Mi è stato chiesto di intervenire su questo argomento. Questo lo schema delle cose che ho detto. Riflessioni a margine della giornata internazionale della donna e del dibattito parlamentare sulla legge elettorale

1) Partiamo dai “fondamentali”:
* democrazia: la popolazione è fatta per metà di uomini e per metà di donne: chi amministra, decide, fa le leggi, deve assomigliare, il più possibile, alla popolazione che rappresenta; anche questo è un fatto di elementare democrazia
* la lontananza della politica dalle persone (qualcuno la chiama “antipolitica”): si manifesta, tra l’altro, nell’astensionismo, più alto tra le donne che tra gli uomini.
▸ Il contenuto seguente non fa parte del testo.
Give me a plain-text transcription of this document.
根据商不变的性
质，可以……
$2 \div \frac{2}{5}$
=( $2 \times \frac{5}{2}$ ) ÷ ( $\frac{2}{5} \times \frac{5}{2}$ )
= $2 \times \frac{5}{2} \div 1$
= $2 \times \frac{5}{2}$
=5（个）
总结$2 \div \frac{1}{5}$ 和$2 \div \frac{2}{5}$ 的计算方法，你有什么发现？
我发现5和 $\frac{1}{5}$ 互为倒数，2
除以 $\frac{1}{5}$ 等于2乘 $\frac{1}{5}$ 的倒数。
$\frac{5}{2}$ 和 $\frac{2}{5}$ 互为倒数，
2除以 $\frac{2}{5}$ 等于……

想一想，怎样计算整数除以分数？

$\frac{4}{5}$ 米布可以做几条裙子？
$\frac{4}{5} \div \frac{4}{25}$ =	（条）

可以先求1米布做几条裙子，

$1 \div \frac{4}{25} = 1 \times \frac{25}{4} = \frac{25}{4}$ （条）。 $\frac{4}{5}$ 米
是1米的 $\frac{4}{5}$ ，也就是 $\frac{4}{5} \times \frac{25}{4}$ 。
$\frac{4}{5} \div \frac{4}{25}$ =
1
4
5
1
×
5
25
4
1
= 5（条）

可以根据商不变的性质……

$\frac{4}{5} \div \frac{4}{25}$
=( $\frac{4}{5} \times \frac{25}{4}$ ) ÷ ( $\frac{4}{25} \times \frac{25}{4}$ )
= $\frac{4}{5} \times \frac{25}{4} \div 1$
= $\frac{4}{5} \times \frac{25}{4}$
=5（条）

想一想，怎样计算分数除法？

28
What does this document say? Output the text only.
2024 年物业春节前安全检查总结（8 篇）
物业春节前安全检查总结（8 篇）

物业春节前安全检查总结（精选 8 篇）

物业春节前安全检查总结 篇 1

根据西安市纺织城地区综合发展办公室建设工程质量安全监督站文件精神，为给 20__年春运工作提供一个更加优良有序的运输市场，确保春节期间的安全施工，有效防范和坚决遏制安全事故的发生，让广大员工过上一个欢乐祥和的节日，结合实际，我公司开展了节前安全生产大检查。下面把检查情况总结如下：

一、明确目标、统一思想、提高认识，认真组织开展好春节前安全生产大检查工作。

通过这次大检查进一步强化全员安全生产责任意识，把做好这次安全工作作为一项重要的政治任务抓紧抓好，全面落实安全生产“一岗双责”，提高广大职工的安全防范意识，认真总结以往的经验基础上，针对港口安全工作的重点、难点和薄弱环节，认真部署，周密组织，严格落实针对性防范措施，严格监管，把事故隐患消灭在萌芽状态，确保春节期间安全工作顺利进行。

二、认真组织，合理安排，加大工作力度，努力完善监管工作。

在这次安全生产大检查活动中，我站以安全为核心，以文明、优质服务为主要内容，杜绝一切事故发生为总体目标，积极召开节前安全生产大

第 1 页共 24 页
Ricerche dimostrano inoltre che esiste un “divario di interesse” tra uomini e donne verso la partecipazione alla politica (che cresce con l’età, ad es.: tra 45 e 55 anni le percentuali sono 78,9 per gli uomini e 66,5 per le donne)
Se le donne elettrici sono più “lontane” degli uomini, c’è ragione (necessità/utilità) di recuperare questa distanza. Candidare più donne significa dare alle donne una ragione di più per votare.
* la Costituzione:
- sancisce la pari dignità sociale e l’uguaglianza i tutti i cittadini senza distinzione di sesso;
- stabilisce un principio di uguaglianza sostanziale che impegna la repubblica a “rimuovere gli ostacoli” che limitano la libertà e l’uguaglianza;
- prevede l’adozione di appositi provvedimenti per la promozione delle pari opportunità tra uomini e donne.
Fare in modo che tutto questo accada serve a difendere e ad attuare la Costituzione.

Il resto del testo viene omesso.